Now, the coalition is developing a comprehensive plan for the strategic investment of the millions of dollars it's hoping to raise and is needed to start a regional, large-scale tree initiative that builds equity and environmental resilience for all residents. The new director would oversee that operation.
“Through the course of the spring, our organization will host about five community tree plantings. We then have a tree crew that goes out and waters those trees all summer. So different organizations are planting throughout the spring and then in the fall we have a fall planting season too,” said Grace.

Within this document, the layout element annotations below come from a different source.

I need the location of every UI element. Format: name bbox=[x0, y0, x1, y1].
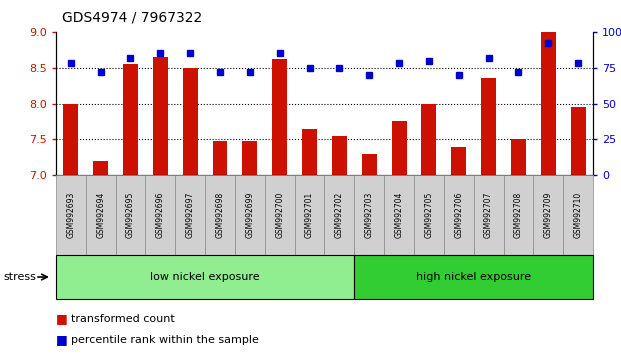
Bar bbox=[212, 141, 227, 175]
Text: GSM992694: GSM992694 bbox=[96, 192, 105, 238]
Text: GSM992695: GSM992695 bbox=[126, 192, 135, 238]
Bar bbox=[481, 79, 496, 175]
Bar bbox=[444, 175, 474, 255]
Text: GSM992702: GSM992702 bbox=[335, 192, 344, 238]
Text: GSM992693: GSM992693 bbox=[66, 192, 75, 238]
Bar bbox=[145, 175, 175, 255]
Bar bbox=[474, 175, 504, 255]
Text: transformed count: transformed count bbox=[71, 314, 175, 324]
Text: GSM992697: GSM992697 bbox=[186, 192, 194, 238]
Bar bbox=[116, 175, 145, 255]
Text: GDS4974 / 7967322: GDS4974 / 7967322 bbox=[62, 11, 202, 25]
Bar bbox=[175, 175, 205, 255]
Bar bbox=[153, 57, 168, 175]
Text: ■: ■ bbox=[56, 312, 68, 325]
Bar bbox=[86, 175, 116, 255]
Bar bbox=[242, 141, 257, 175]
Text: percentile rank within the sample: percentile rank within the sample bbox=[71, 335, 260, 345]
Bar bbox=[235, 175, 265, 255]
Bar bbox=[93, 161, 108, 175]
Bar bbox=[56, 255, 355, 299]
Text: high nickel exposure: high nickel exposure bbox=[416, 272, 531, 282]
Bar bbox=[422, 103, 437, 175]
Text: GSM992698: GSM992698 bbox=[215, 192, 225, 238]
Bar bbox=[451, 147, 466, 175]
Text: GSM992706: GSM992706 bbox=[455, 192, 463, 238]
Bar bbox=[355, 175, 384, 255]
Bar bbox=[563, 175, 593, 255]
Bar bbox=[324, 175, 355, 255]
Text: GSM992709: GSM992709 bbox=[544, 192, 553, 238]
Bar bbox=[414, 175, 444, 255]
Bar bbox=[571, 107, 586, 175]
Bar bbox=[183, 68, 197, 175]
Text: low nickel exposure: low nickel exposure bbox=[150, 272, 260, 282]
Bar bbox=[355, 255, 593, 299]
Text: GSM992696: GSM992696 bbox=[156, 192, 165, 238]
Bar bbox=[63, 103, 78, 175]
Text: GSM992700: GSM992700 bbox=[275, 192, 284, 238]
Bar bbox=[511, 139, 526, 175]
Bar bbox=[332, 136, 347, 175]
Text: stress: stress bbox=[3, 272, 36, 282]
Text: ■: ■ bbox=[56, 333, 68, 346]
Bar bbox=[302, 129, 317, 175]
Bar bbox=[541, 32, 556, 175]
Text: GSM992703: GSM992703 bbox=[365, 192, 374, 238]
Bar bbox=[294, 175, 324, 255]
Text: GSM992710: GSM992710 bbox=[574, 192, 582, 238]
Text: GSM992704: GSM992704 bbox=[394, 192, 404, 238]
Bar bbox=[265, 175, 294, 255]
Text: GSM992699: GSM992699 bbox=[245, 192, 255, 238]
Text: GSM992705: GSM992705 bbox=[424, 192, 433, 238]
Text: GSM992708: GSM992708 bbox=[514, 192, 523, 238]
Bar bbox=[205, 175, 235, 255]
Text: GSM992707: GSM992707 bbox=[484, 192, 493, 238]
Bar bbox=[272, 59, 287, 175]
Text: GSM992701: GSM992701 bbox=[305, 192, 314, 238]
Bar bbox=[392, 121, 407, 175]
Bar bbox=[123, 64, 138, 175]
Bar bbox=[384, 175, 414, 255]
Bar bbox=[504, 175, 533, 255]
Bar bbox=[362, 154, 377, 175]
Bar bbox=[56, 175, 86, 255]
Bar bbox=[533, 175, 563, 255]
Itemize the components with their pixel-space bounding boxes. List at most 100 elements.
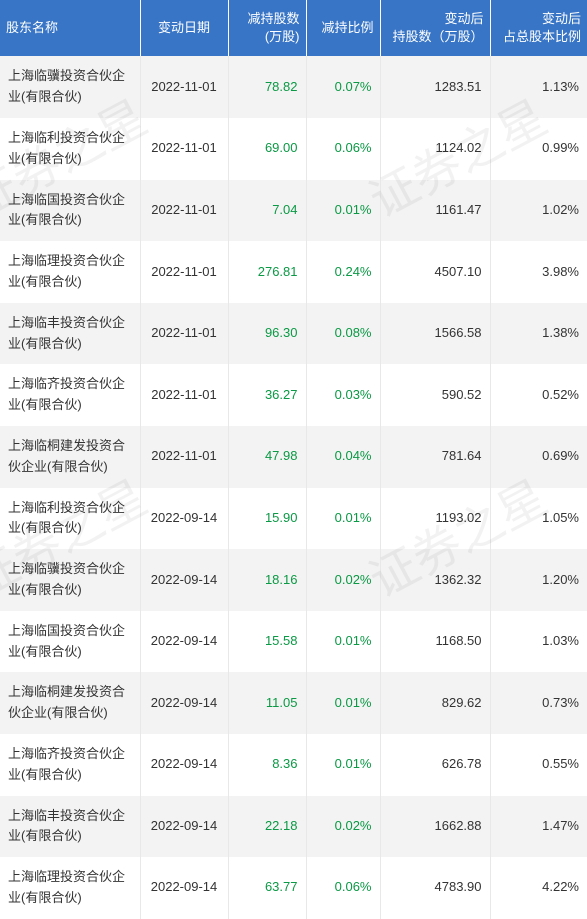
after-shares-cell: 781.64	[380, 426, 490, 488]
shareholder-name-cell: 上海临理投资合伙企业(有限合伙)	[0, 857, 140, 919]
reduction-ratio-cell: 0.07%	[306, 56, 380, 118]
table-row: 上海临桐建发投资合伙企业(有限合伙)2022-09-1411.050.01%82…	[0, 672, 587, 734]
change-date-cell: 2022-11-01	[140, 180, 228, 242]
shareholder-name-cell: 上海临丰投资合伙企业(有限合伙)	[0, 303, 140, 365]
shareholder-name-cell: 上海临利投资合伙企业(有限合伙)	[0, 488, 140, 550]
after-ratio-cell: 1.03%	[490, 611, 587, 673]
reduction-shares-cell: 18.16	[228, 549, 306, 611]
header-shareholder-name: 股东名称	[0, 0, 140, 56]
reduction-ratio-cell: 0.03%	[306, 364, 380, 426]
table-row: 上海临丰投资合伙企业(有限合伙)2022-11-0196.300.08%1566…	[0, 303, 587, 365]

Grace said when it comes to planting trees, they specifically choose neighborhoods that need them the most.
“It's not just low tree canopy. It's also socioeconomic factors, health factors, neighborhoods where kids may have increased asthma rates,” said Grace. “We’ve done research showing that the lowest tree canopy neighborhoods in Cleveland directly correlate with neighborhoods that were redlined, that were then impacted by the foreclosure crisis and now have been affected by COVID-19. So, you know, it's just one hit after the other so we're trying to provide something that will help change that and move it in the other direction.”
In addition to work done during warmer months, crews also prune trees during the winter to ensure they’re in good shape as they grow. Lizzie Sords, the manager of Urban Forestry Programs, and Erica Henrichsen, NOWCorps Community Forestry Specialist at Western Reserve Land Conservancy, pruned trees at Arch Park in Slavic Village Tuesday.
“If we do this work now we can save the tree a lot of work to be done later on. So we want to set the trees up well for existing with the sidewalks, existing with people and not needing a whole lot of major work done when they're older. It's a lot cheaper for us to make the cuts now than it is to bring out a crew with climbers and need to make bigger cuts later on,” said Sords.
Sords said she’s looking forward to welcoming a director to the coalition.
“It's really exciting. I think there's a big appetite to tackle the tree canopy problems and a lot of solutions out there and it'll be really exciting to have somebody working on that full-time,” said Sords.